Designer footpaths to be disabled-friendly

Chennai :

Every morning, state government employee Aruna Devi dreads changing buses at Adyar depot to get to Chepauk, where her office, Ezhilagam, is located. Being visually challenged, Aruna prefers putting her life on the line and waiting on the road rather than getting on to an uneven pavement and risking a fall.

Adyar depot on LB Road is the main transfer point for thousands of residents of East Coast Road and Thiruvanmiyur like Aruna, who have to reach various parts of the city. People, share autos, autos and buses share space in the congested depot. The pavements are uneven, narrow and have a number of obstacles and breaks.

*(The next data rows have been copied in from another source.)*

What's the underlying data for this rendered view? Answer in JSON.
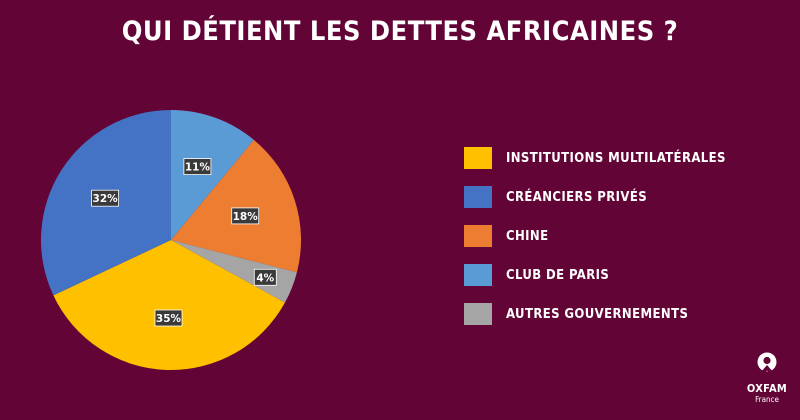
{
  "chart_data": {
    "type": "pie",
    "title": "QUI DÉTIENT LES DETTES AFRICAINES ?",
    "slices": [
      {
        "label": "CLUB DE PARIS",
        "value": 11,
        "value_label": "11%",
        "color": "#5b9bd5"
      },
      {
        "label": "CHINE",
        "value": 18,
        "value_label": "18%",
        "color": "#ed7d31"
      },
      {
        "label": "AUTRES GOUVERNEMENTS",
        "value": 4,
        "value_label": "4%",
        "color": "#a5a5a5"
      },
      {
        "label": "INSTITUTIONS MULTILATÉRALES",
        "value": 35,
        "value_label": "35%",
        "color": "#ffc000"
      },
      {
        "label": "CRÉANCIERS PRIVÉS",
        "value": 32,
        "value_label": "32%",
        "color": "#4472c4"
      }
    ],
    "legend": {
      "placement": "right",
      "order": [
        "INSTITUTIONS MULTILATÉRALES",
        "CRÉANCIERS PRIVÉS",
        "CHINE",
        "CLUB DE PARIS",
        "AUTRES GOUVERNEMENTS"
      ]
    }
  },
  "logo": {
    "name": "OXFAM",
    "subtitle": "France",
    "icon": "oxfam-logo-icon"
  }
}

“When the bus does turn up, we have to rush to get in,” says Devi, treasurer of the State Forum for Rights of Women with Disability. “I can’t risk tripping on the broken pavement or bumping into an electricity box. I prefer waiting on the road,” she says.

Taking into account complaints from the disabled and other residents, the corporation has started laying disabled-friendly pavements. “The new pavements are designed by architects taking into account different needs of commuters and the road’s length and width,” said mayor Saidai Duraisamy . “Disabled people can get on and off the pavements using slopes. They will be 1.8m to 4m wide to allow a wheelchair,” he said.

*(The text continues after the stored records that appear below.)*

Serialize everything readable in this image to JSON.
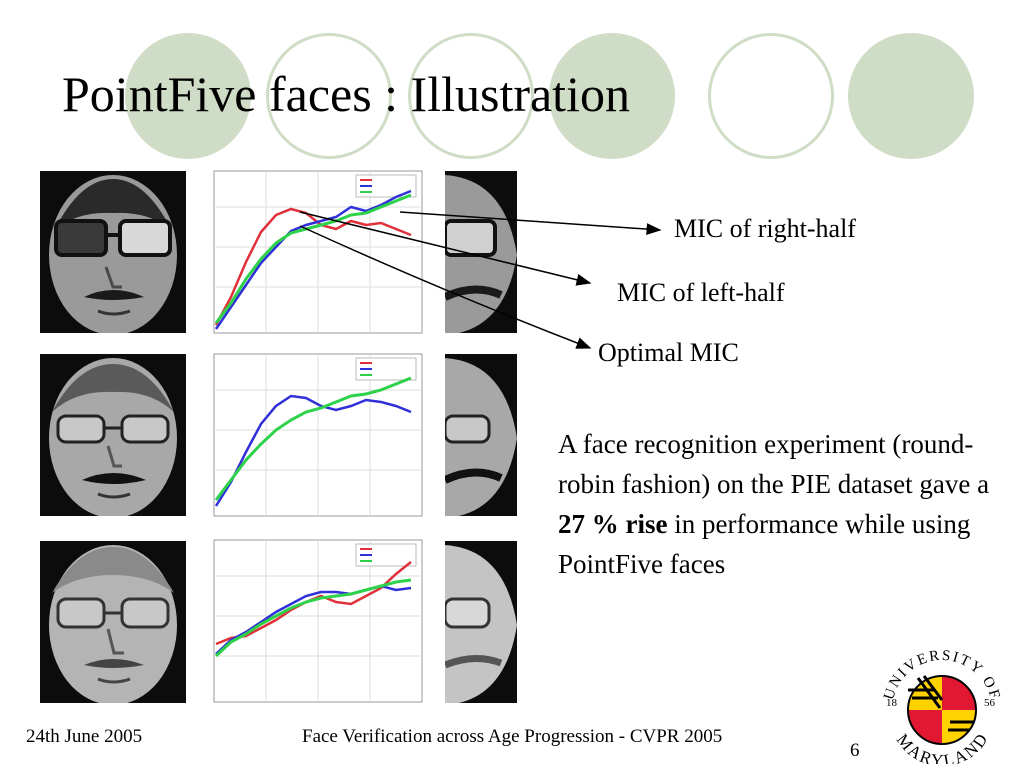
{
  "slide": {
    "title": "PointFive faces : Illustration",
    "callouts": [
      "MIC of right-half",
      "MIC of left-half",
      "Optimal MIC"
    ],
    "description": {
      "before": "A face recognition experiment (round-robin fashion) on the PIE dataset gave a ",
      "emphasis": "27 % rise",
      "after": " in performance while using PointFive faces"
    }
  },
  "footer": {
    "date": "24th June 2005",
    "presentation": "Face Verification across Age Progression - CVPR 2005",
    "page_number": "6"
  },
  "logo": {
    "text": "UNIVERSITY OF MARYLAND",
    "year_left": "18",
    "year_right": "56",
    "colors": [
      "#e21833",
      "#ffd200",
      "#000000",
      "#ffffff"
    ]
  },
  "colors": {
    "decor": "#cfdcc6",
    "series_right_half": "#e0303a",
    "series_left_half": "#3030d8",
    "series_optimal": "#2ed24a"
  },
  "icons": [
    "arrow-icon",
    "university-seal-icon"
  ]
}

The pavements, built of granite, will not have barriers. “I have asked them to move all barriers like streetlights, transformers and junction boxes to a lane parallel to the foot path,” said Duraisamy.

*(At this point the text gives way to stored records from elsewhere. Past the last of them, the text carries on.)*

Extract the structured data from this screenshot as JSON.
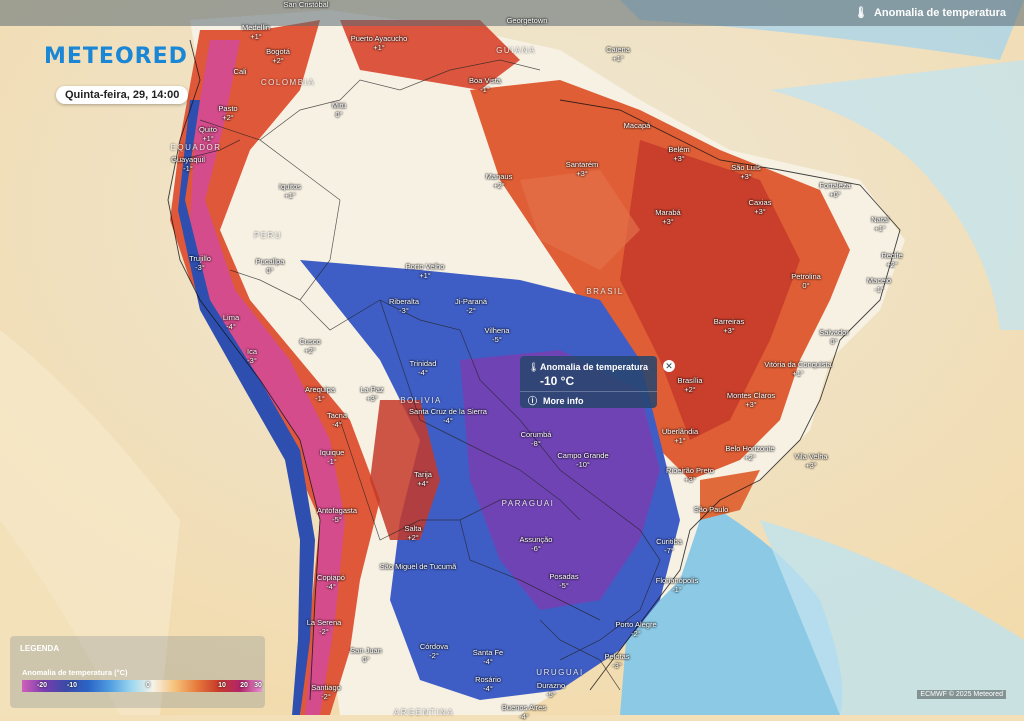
{
  "header": {
    "layer_title": "Anomalia de temperatura"
  },
  "brand": {
    "logo": "METEORED"
  },
  "date": "Quinta-feira, 29, 14:00",
  "countries": [
    "COLOMBIA",
    "GUIANA",
    "EQUADOR",
    "PERU",
    "BRASIL",
    "BOLIVIA",
    "PARAGUAI",
    "URUGUAI",
    "ARGENTINA"
  ],
  "cities": [
    {
      "name": "San Cristóbal",
      "value": ""
    },
    {
      "name": "Medellin",
      "value": "+1°"
    },
    {
      "name": "Bogotá",
      "value": "+2°"
    },
    {
      "name": "Puerto Ayacucho",
      "value": "+1°"
    },
    {
      "name": "Georgetown",
      "value": ""
    },
    {
      "name": "Caiena",
      "value": "+1°"
    },
    {
      "name": "Cali",
      "value": ""
    },
    {
      "name": "Boa Vista",
      "value": "-1°"
    },
    {
      "name": "Mitú",
      "value": "0°"
    },
    {
      "name": "Pasto",
      "value": "+2°"
    },
    {
      "name": "Quito",
      "value": "+1°"
    },
    {
      "name": "Guayaquil",
      "value": "-1°"
    },
    {
      "name": "Macapá",
      "value": ""
    },
    {
      "name": "Belém",
      "value": "+3°"
    },
    {
      "name": "São Luís",
      "value": "+3°"
    },
    {
      "name": "Santarém",
      "value": "+3°"
    },
    {
      "name": "Manaus",
      "value": "+2°"
    },
    {
      "name": "Iquitos",
      "value": "+1°"
    },
    {
      "name": "Fortaleza",
      "value": "+0°"
    },
    {
      "name": "Caxias",
      "value": "+3°"
    },
    {
      "name": "Marabá",
      "value": "+3°"
    },
    {
      "name": "Natal",
      "value": "+1°"
    },
    {
      "name": "Recife",
      "value": "+2°"
    },
    {
      "name": "Maceió",
      "value": "-1°"
    },
    {
      "name": "Trujillo",
      "value": "-3°"
    },
    {
      "name": "Pucallpa",
      "value": "0°"
    },
    {
      "name": "Porto Velho",
      "value": "+1°"
    },
    {
      "name": "Petrolina",
      "value": "0°"
    },
    {
      "name": "Riberalta",
      "value": "-3°"
    },
    {
      "name": "Ji-Paraná",
      "value": "-2°"
    },
    {
      "name": "Vilhena",
      "value": "-5°"
    },
    {
      "name": "Barreiras",
      "value": "+3°"
    },
    {
      "name": "Salvador",
      "value": "0°"
    },
    {
      "name": "Lima",
      "value": "-4°"
    },
    {
      "name": "Cusco",
      "value": "+2°"
    },
    {
      "name": "Ica",
      "value": "-3°"
    },
    {
      "name": "Trinidad",
      "value": "-4°"
    },
    {
      "name": "Vitória da Conquista",
      "value": "+1°"
    },
    {
      "name": "Brasília",
      "value": "+2°"
    },
    {
      "name": "Montes Claros",
      "value": "+3°"
    },
    {
      "name": "Arequipa",
      "value": "-1°"
    },
    {
      "name": "La Paz",
      "value": "+3°"
    },
    {
      "name": "Santa Cruz de la Sierra",
      "value": "-4°"
    },
    {
      "name": "Tacna",
      "value": "-4°"
    },
    {
      "name": "Uberlândia",
      "value": "+1°"
    },
    {
      "name": "Corumbá",
      "value": "-8°"
    },
    {
      "name": "Campo Grande",
      "value": "-10°"
    },
    {
      "name": "Belo Horizonte",
      "value": "+2°"
    },
    {
      "name": "Vila Velha",
      "value": "+3°"
    },
    {
      "name": "Iquique",
      "value": "-1°"
    },
    {
      "name": "Ribeirão Preto",
      "value": "+3°"
    },
    {
      "name": "Tarija",
      "value": "+4°"
    },
    {
      "name": "São Paulo",
      "value": ""
    },
    {
      "name": "Antofagasta",
      "value": "-5°"
    },
    {
      "name": "Salta",
      "value": "+2°"
    },
    {
      "name": "Assunção",
      "value": "-6°"
    },
    {
      "name": "Curitiba",
      "value": "-7°"
    },
    {
      "name": "São Miguel de Tucumã",
      "value": ""
    },
    {
      "name": "Posadas",
      "value": "-5°"
    },
    {
      "name": "Copiapó",
      "value": "-4°"
    },
    {
      "name": "Florianópolis",
      "value": "-1°"
    },
    {
      "name": "Porto Alegre",
      "value": "-2°"
    },
    {
      "name": "La Serena",
      "value": "-2°"
    },
    {
      "name": "Córdova",
      "value": "-2°"
    },
    {
      "name": "San Juan",
      "value": "0°"
    },
    {
      "name": "Santa Fe",
      "value": "-4°"
    },
    {
      "name": "Rosário",
      "value": "-4°"
    },
    {
      "name": "Pelotas",
      "value": "-3°"
    },
    {
      "name": "Durazno",
      "value": "-5°"
    },
    {
      "name": "Santiago",
      "value": "-2°"
    },
    {
      "name": "Buenos Aires",
      "value": "-4°"
    }
  ],
  "popup": {
    "title": "Anomalia de temperatura",
    "value": "-10 °C",
    "more": "More info",
    "close": "✕"
  },
  "legend": {
    "title": "LEGENDA",
    "subtitle": "Anomalia de temperatura (°C)",
    "ticks": [
      "-20",
      "-10",
      "0",
      "10",
      "20",
      "30"
    ]
  },
  "credit": "ECMWF © 2025 Meteored",
  "colors": {
    "brand": "#1a86d6",
    "warm": "#d8452c",
    "cold": "#3a4fb0",
    "very_cold": "#7a3db0",
    "neutral": "#f6eedc"
  }
}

The pavements, which have been designed for 71 bus route roads, will be even and of uniform width. “They will extend evenly from the beginning to the end of the road,” said a corporation official. “They will not be more than six inches high, making it easy for old people to get on and off,” said the official.

For a city with 448 bus route roads, which run for 353km, and more than 8,000km of interior roads, pavement lengths are dismal. “A bus route road needs to have uninterrupted footpaths on both sides,” says Raj Cherubal of Chennai City Connect. Bus route roads such as Nungambakkam High Road have tea shops on pavements. MG Road in Besant Nagar does not have a pavement on one side.

In response to an Right to Information Act application filed by nonprofit organization Transparent Chennai last year, the corporation said only 829km of the 2,149km of roads in the city have pavements. This was based on the data collected from the erstwhile 10 zones.

The corporation laid new pavements with anti-skid tiles on Santhome High Road, Kamaraj Avenue, C P Ramaswamy Road, Wallajah Road and TTK Road. However, they are too narrow for two people to walk side by side and have been dug up often for civic work.

Experts say cities like Singapore and London have pavements on either side of interior roads. Every inch of road space however narrow needs to have space for people to walk.